A beverage trade writer recently interviewed me, asking about the big trends in the spirits market. Timely topic, as I was in the midst of putting the finishing touches on our SpiritsTAB report. My response juxtaposed the recent momentum in American whiskey with the fact that vodka’s growth had slowed to a crawl after several years of robust growth. The reporter paused, and then asked, “So is vodka, dead? Did whiskey kill it?”

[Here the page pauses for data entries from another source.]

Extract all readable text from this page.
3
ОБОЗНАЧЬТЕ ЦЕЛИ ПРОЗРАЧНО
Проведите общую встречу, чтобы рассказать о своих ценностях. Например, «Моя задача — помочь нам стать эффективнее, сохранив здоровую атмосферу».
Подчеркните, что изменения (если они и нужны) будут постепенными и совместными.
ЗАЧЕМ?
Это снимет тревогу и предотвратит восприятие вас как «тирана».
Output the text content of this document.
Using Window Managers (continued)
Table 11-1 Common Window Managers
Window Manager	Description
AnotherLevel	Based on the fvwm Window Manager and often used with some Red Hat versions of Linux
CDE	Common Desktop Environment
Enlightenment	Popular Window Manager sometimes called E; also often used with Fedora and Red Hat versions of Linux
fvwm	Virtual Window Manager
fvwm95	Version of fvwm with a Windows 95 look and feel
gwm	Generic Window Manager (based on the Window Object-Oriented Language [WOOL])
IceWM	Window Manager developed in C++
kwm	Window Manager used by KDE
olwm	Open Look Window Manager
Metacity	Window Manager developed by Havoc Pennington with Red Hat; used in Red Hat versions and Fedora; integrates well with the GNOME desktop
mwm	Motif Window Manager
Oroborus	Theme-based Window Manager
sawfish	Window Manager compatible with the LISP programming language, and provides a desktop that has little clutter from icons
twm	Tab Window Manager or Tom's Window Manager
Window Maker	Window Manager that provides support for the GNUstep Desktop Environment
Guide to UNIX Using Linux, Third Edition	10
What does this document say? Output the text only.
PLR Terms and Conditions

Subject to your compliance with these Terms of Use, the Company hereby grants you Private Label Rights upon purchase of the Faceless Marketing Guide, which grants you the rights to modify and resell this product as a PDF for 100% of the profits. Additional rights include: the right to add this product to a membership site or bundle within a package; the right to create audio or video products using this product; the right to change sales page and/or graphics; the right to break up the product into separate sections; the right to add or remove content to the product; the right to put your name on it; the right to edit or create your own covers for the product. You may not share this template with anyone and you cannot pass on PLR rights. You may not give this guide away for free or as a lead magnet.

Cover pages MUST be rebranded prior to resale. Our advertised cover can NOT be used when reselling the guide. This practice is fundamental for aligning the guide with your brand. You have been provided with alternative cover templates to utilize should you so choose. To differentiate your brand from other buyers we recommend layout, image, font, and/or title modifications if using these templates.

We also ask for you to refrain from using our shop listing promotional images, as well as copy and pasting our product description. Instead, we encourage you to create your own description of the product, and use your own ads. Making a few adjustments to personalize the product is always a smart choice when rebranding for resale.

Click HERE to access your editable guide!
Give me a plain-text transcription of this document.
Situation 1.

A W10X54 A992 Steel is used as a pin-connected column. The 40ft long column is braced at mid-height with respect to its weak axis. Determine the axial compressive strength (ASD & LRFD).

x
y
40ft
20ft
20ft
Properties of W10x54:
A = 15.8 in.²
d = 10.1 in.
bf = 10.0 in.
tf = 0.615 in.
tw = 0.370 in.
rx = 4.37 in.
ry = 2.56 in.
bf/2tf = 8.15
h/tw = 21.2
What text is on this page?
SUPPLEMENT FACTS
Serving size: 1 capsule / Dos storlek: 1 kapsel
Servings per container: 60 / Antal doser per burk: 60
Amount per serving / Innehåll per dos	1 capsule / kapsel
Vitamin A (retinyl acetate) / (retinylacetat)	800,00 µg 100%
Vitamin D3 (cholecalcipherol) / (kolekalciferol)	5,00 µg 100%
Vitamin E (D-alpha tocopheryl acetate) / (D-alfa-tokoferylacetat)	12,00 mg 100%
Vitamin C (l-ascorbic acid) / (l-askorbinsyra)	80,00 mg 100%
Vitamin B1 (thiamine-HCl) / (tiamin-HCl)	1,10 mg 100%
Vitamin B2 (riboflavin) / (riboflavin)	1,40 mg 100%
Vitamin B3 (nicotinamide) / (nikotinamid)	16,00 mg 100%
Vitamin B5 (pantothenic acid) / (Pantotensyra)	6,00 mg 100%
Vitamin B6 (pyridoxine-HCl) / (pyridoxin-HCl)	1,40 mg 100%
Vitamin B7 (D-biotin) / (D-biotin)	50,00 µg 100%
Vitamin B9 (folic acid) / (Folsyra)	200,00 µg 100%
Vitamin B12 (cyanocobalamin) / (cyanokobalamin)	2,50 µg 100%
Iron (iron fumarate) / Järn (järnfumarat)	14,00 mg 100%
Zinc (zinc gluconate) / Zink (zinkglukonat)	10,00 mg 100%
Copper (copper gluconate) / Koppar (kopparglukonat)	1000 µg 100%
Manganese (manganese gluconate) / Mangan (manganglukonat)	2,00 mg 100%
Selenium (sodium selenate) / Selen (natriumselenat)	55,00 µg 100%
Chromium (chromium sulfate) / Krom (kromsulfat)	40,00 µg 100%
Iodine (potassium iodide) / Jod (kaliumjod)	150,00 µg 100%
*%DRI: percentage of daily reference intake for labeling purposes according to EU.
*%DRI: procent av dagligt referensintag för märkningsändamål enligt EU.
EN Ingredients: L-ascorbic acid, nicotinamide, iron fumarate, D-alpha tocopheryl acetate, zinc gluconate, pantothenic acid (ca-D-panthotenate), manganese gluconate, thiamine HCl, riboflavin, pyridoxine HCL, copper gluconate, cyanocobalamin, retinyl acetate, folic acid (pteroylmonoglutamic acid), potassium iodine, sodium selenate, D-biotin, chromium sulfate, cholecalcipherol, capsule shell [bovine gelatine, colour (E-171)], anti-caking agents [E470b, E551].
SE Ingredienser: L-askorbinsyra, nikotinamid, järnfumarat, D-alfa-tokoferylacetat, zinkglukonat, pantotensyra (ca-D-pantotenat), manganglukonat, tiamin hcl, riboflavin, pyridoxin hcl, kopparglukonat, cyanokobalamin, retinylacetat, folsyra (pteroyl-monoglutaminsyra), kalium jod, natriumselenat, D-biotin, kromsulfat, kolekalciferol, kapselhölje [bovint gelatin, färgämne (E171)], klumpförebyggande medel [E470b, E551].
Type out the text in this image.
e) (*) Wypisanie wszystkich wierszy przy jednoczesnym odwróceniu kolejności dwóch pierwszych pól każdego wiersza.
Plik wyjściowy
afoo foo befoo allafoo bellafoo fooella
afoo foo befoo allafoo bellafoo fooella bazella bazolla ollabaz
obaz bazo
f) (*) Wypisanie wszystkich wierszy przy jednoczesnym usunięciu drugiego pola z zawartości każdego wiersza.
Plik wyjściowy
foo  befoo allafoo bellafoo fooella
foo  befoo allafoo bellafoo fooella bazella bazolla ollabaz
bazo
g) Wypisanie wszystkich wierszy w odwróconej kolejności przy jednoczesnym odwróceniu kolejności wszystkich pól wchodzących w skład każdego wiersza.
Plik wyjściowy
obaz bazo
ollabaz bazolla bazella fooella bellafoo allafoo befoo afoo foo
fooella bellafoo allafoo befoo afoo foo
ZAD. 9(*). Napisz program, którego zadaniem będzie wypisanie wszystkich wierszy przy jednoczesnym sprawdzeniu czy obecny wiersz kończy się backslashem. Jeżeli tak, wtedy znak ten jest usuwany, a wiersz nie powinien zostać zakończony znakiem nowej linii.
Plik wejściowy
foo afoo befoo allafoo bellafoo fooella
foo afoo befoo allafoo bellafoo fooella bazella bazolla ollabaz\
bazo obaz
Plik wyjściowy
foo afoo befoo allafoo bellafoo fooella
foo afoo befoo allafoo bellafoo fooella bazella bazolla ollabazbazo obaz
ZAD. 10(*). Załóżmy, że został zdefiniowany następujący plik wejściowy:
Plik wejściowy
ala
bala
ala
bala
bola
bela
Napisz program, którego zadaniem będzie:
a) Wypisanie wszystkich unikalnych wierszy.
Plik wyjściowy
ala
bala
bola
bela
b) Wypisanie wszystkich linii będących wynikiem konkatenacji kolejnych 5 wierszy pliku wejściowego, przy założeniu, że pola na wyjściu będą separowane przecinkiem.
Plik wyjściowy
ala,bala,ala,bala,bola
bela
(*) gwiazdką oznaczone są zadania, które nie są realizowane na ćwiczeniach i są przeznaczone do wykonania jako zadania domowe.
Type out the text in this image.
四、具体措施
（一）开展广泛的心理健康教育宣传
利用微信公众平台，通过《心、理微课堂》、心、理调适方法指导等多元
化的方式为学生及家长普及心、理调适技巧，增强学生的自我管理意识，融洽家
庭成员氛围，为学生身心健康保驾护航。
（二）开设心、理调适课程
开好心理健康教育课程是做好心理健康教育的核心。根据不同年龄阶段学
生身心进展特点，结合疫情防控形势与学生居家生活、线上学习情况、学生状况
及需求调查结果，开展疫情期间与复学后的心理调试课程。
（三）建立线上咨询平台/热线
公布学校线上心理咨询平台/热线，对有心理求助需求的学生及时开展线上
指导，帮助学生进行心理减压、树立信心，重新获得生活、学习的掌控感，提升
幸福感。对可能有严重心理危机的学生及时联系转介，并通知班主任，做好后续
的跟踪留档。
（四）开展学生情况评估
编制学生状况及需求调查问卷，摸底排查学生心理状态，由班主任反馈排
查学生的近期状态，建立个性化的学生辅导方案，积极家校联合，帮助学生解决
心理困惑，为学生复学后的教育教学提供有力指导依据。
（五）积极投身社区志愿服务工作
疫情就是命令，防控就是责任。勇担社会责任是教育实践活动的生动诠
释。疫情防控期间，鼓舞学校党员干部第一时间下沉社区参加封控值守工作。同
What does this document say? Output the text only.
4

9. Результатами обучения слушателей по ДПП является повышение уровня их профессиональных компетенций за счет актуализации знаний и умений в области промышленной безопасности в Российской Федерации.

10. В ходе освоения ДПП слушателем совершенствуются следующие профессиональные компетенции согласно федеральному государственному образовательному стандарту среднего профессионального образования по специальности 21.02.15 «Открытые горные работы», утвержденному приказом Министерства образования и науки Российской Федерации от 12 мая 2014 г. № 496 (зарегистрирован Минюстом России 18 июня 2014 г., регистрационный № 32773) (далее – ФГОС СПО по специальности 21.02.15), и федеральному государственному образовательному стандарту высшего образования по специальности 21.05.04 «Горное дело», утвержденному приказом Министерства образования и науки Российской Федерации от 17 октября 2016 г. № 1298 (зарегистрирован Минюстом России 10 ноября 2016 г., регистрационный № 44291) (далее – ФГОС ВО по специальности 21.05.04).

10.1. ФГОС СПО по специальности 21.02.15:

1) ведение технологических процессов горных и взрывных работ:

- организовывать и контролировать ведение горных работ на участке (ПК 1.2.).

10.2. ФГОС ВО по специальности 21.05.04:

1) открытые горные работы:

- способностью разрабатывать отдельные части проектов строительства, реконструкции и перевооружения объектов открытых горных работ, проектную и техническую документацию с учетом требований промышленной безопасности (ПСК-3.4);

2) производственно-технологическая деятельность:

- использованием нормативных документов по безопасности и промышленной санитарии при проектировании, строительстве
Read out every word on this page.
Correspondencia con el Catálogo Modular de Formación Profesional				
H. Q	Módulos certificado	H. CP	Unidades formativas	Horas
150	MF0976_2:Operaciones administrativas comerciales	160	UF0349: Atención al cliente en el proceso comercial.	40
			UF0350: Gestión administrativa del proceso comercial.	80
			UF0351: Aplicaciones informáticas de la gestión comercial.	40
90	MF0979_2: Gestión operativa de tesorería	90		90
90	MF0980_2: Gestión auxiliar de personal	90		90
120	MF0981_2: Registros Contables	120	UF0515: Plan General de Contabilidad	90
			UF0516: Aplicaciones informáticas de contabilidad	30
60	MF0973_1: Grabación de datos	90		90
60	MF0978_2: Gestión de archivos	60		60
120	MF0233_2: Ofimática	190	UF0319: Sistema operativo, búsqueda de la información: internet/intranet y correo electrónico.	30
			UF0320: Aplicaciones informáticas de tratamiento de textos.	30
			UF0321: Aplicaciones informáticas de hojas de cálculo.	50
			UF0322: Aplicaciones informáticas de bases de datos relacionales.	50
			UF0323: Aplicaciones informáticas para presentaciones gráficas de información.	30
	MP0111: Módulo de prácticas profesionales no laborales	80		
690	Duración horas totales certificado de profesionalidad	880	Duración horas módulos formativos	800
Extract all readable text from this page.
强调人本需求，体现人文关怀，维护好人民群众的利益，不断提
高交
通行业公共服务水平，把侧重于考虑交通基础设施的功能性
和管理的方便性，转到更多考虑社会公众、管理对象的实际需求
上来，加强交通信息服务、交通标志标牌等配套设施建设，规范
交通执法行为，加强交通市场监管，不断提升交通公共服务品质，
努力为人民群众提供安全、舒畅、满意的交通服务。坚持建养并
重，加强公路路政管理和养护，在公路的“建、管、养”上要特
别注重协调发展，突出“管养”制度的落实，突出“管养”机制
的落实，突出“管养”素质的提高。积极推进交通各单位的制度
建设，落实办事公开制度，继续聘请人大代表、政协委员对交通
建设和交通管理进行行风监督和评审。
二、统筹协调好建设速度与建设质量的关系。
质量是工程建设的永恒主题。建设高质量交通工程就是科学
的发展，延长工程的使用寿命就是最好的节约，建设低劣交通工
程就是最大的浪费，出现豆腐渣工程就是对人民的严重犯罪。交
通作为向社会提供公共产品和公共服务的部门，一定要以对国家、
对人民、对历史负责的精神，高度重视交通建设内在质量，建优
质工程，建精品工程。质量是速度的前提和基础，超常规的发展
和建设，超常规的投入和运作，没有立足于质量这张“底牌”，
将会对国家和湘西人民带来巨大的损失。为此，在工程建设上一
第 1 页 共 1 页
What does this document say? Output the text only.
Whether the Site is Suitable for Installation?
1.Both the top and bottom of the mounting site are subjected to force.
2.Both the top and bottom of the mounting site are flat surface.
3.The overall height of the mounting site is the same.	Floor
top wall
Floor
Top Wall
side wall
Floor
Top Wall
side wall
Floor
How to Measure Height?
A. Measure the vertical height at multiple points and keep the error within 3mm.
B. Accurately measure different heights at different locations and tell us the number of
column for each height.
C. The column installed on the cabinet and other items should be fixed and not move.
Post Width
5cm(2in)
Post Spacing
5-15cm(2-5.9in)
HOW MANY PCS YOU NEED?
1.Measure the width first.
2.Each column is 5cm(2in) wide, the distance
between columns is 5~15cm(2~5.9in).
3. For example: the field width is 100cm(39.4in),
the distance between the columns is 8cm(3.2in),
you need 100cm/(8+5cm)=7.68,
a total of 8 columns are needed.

Good questions. Vodka volume grew 6.7% in 2011 and 5.2% in 2012, and then hit a proverbial wall in 2013, when growth decelerated to 0.8%. 2014 was no better; the category posted a 0.7% gain. To some degree, the ascent of whiskey helped derail vodka’s strong upward trajectory—consumers are increasingly gravitating toward brown spirits—but other factors also contributed to the category’s slowdown. In fact, the vodka category itself is in the midst of something of a sea change: The import segment is in decline, as is the flavored segment. Both had been key growth drivers of the category, but consumers have discovered quality vodkas at premium price points and have also tired of the endless parade of sticky sweet and often contrived flavored offerings. As a result, the leading brand roster is evolving. Several major brands are struggling, including Smirnoff and Absolut, while smaller labels and relative newcomers such as Tito’s Handmade, New Amsterdam and Cîroc are now among the ranks of the top 10 in both domestic and imported vodka. Following the segment and brand trends, suppliers’ shares of vodka volume are shifting: Since 2010, Diageo, Pernod Ricard and Bacardi USA have lost share as Sazerac, Beam Suntory and Campari America have made gains.
Vodka isn’t dead by any means, but similar to domestic beer it’s a mature category in transition. As the largest spirits category, generating one-third of total volume, vodka dominates and continues to drive the spirits industry. Major and minor suppliers are heavily invested and highly active, and product innovation is ongoing and marketing dollars are growing. Twelve of the SpiritsTAB 50 fastest-growing spirits brands of 2014 are vodka, six are domestic and six are imported, and new expressions and flavors are forthcoming from a number of brands. Legacy vodka brands are being recast to establish new points of relevance for consumers and the trade, both on- and off-premise.
Our projections call for increased momentum in vodka in 2015. In the era of flavor-driven, value-seeking drinkers, the supremely mixable, versatile spirit still offers something for everyone, at every price point. The companies that created the mega brands that move the entire spirits market are retooling and the newcomers are bringing fresh ideas to vodka. The category may be down, but it’s not out by any means. Whiskey marketers beware.